Sur l'inscription dans la Constitution de l'état d'urgence, ses défenseurs mettent en avant le souci de mieux "encadrer" et éviter un "recours excessif" à ce régime d'exception, né en 1955 en pleine guerre d'Algérie et durci en novembre. Ses détracteurs la jugent au mieux inutile, au pire dangereuse pour les libertés publiques.
Mais c'est sur l'article 2 dédié à la déchéance de nationalité pour les terroristes que l'exécutif cherche depuis des semaines à résoudre la "quadrature du cercle": répondre autant à la contestation par une bonne part de la gauche de sa mesure initiale réservée aux seuls binationaux nés Français, qu'aux desiderata de la droite et du centre.
Une majorité des trois cinquièmes des suffrages exprimés au Parlement réunis en Congrès est requise pour ratifier la révision, à laquelle François Hollande veut adjoindre une réforme du Conseil supérieur de la magistrature.

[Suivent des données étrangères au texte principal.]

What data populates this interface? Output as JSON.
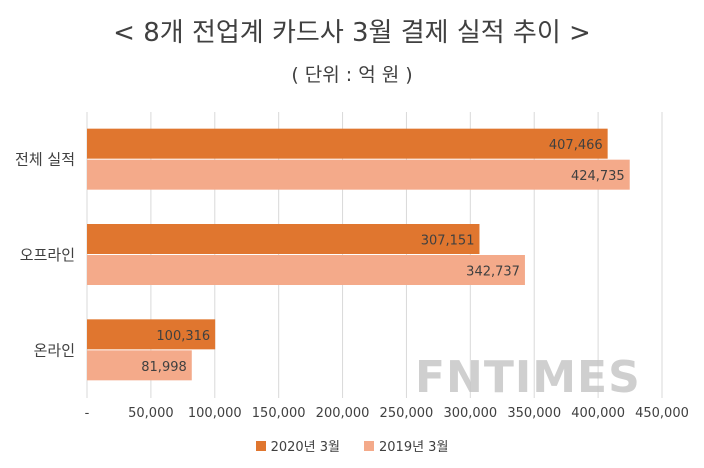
{
  "chart_data": {
    "type": "bar",
    "orientation": "horizontal",
    "title": "< 8개 전업계 카드사 3월 결제 실적 추이 >",
    "subtitle": "( 단위 : 억 원 )",
    "categories": [
      "전체 실적",
      "오프라인",
      "온라인"
    ],
    "series": [
      {
        "name": "2020년 3월",
        "color": "#e0762f",
        "values": [
          407466,
          307151,
          100316
        ],
        "labels": [
          "407,466",
          "307,151",
          "100,316"
        ]
      },
      {
        "name": "2019년 3월",
        "color": "#f4aa8a",
        "values": [
          424735,
          342737,
          81998
        ],
        "labels": [
          "424,735",
          "342,737",
          "81,998"
        ]
      }
    ],
    "xlim": [
      0,
      450000
    ],
    "xticks": [
      0,
      50000,
      100000,
      150000,
      200000,
      250000,
      300000,
      350000,
      400000,
      450000
    ],
    "xtick_labels": [
      "-",
      "50,000",
      "100,000",
      "150,000",
      "200,000",
      "250,000",
      "300,000",
      "350,000",
      "400,000",
      "450,000"
    ],
    "grid": true,
    "legend_position": "bottom"
  },
  "watermark": "FNTIMES"
}
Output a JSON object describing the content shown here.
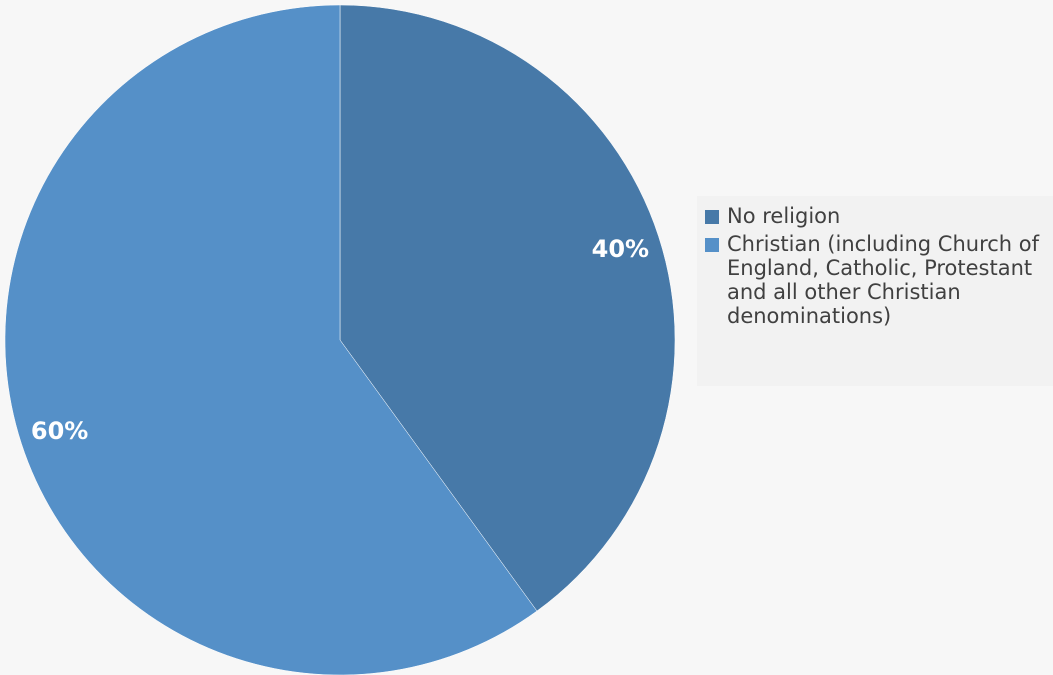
{
  "chart_data": {
    "type": "pie",
    "slices": [
      {
        "label": "No religion",
        "value": 40,
        "data_label": "40%",
        "color": "#4779a8"
      },
      {
        "label": "Christian (including Church of England, Catholic, Protestant and all other Christian denominations)",
        "value": 60,
        "data_label": "60%",
        "color": "#5590c8"
      }
    ],
    "start_angle_deg": 0,
    "direction": "clockwise",
    "legend_position": "right"
  },
  "legend": {
    "items": [
      {
        "label": "No religion",
        "color": "#4779a8"
      },
      {
        "label": "Christian (including Church of England, Catholic, Protestant and all other Christian denominations)",
        "color": "#5590c8"
      }
    ]
  }
}
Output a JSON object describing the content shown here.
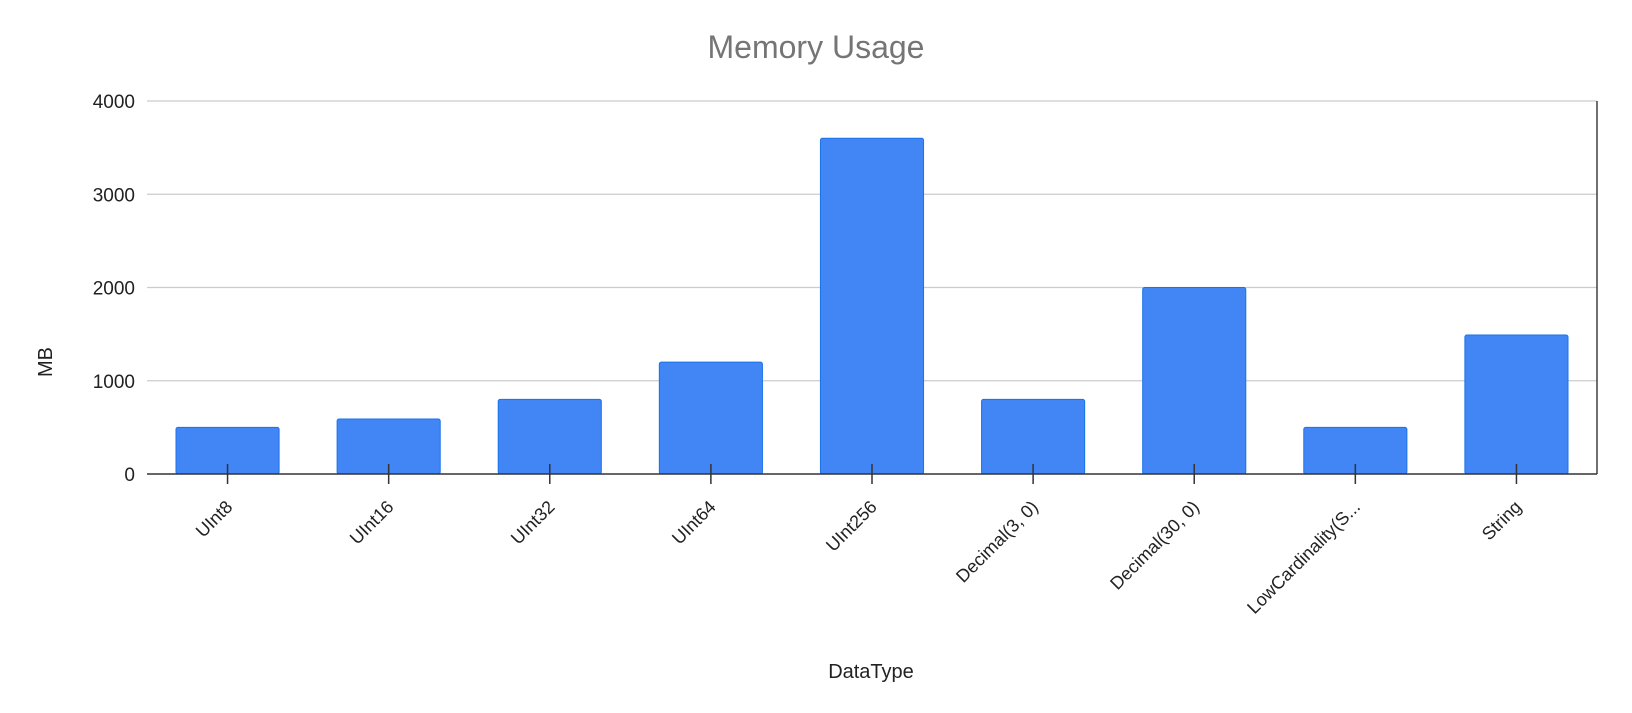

La quête compliquée d'un compromis s'est traduite par plusieurs réécritures, pour retirer la référence à la binationalité, puis celle à l'apatridie dans le futur texte d'application. Pas encore assez pour certains socialistes - qui préfèrent par exemple une "déchéance nationale"- pour la majorité des écologistes et pour le Front de gauche.
Pour satisfaire certaines demandes, notamment de Nicolas Sarkozy, la déchéance a été élargie aux délits les plus graves. Sur la déchéance, le président du parti Les Républicains, toujours "favorable" pour les binationaux nés Français, a néanmoins jugé jeudi "difficile" d'avoir une position "définitive" vu les zigzags du texte.
Entre désaccords de principe et arrière-pensées sur la primaire, la droite n'est pas unie et seule "la moitié" des députés LR voterait actuellement la réforme, selon Philippe Gosselin. Le chef de file du groupe Christian Jacob n'a pas pris la parole, laissant parler autant de pour, comme Eric Ciotti, que de contre, comme Nathalie Kosciusko-Morizet. Et le président de l'UDI Jean-Christophe Lagarde a conseillé à Manuel Valls de renoncer à l'article sur la déchéance, "pas indispensable", pour obtenir un vote conforme de l'Assemblée et du Sénat sur l'état d'urgence.
Le chef de file du Front de gauche André Chassaigne a dénoncé "des modifications de pures circonstances, dont l’utilité n’est pas avérée". Plus embarrassé, le radical de gauche Roger-Gérard Schwartzenberg, a jugé cet article 2 "encombrant" et renvoyé la position de son groupe après les débats. L'hypothèse d'un Congrès, espéré au printemps par l'exécutif pour ratifier ce qui serait la 22e révision constitutionnelle depuis 1958, reste donc incertaine.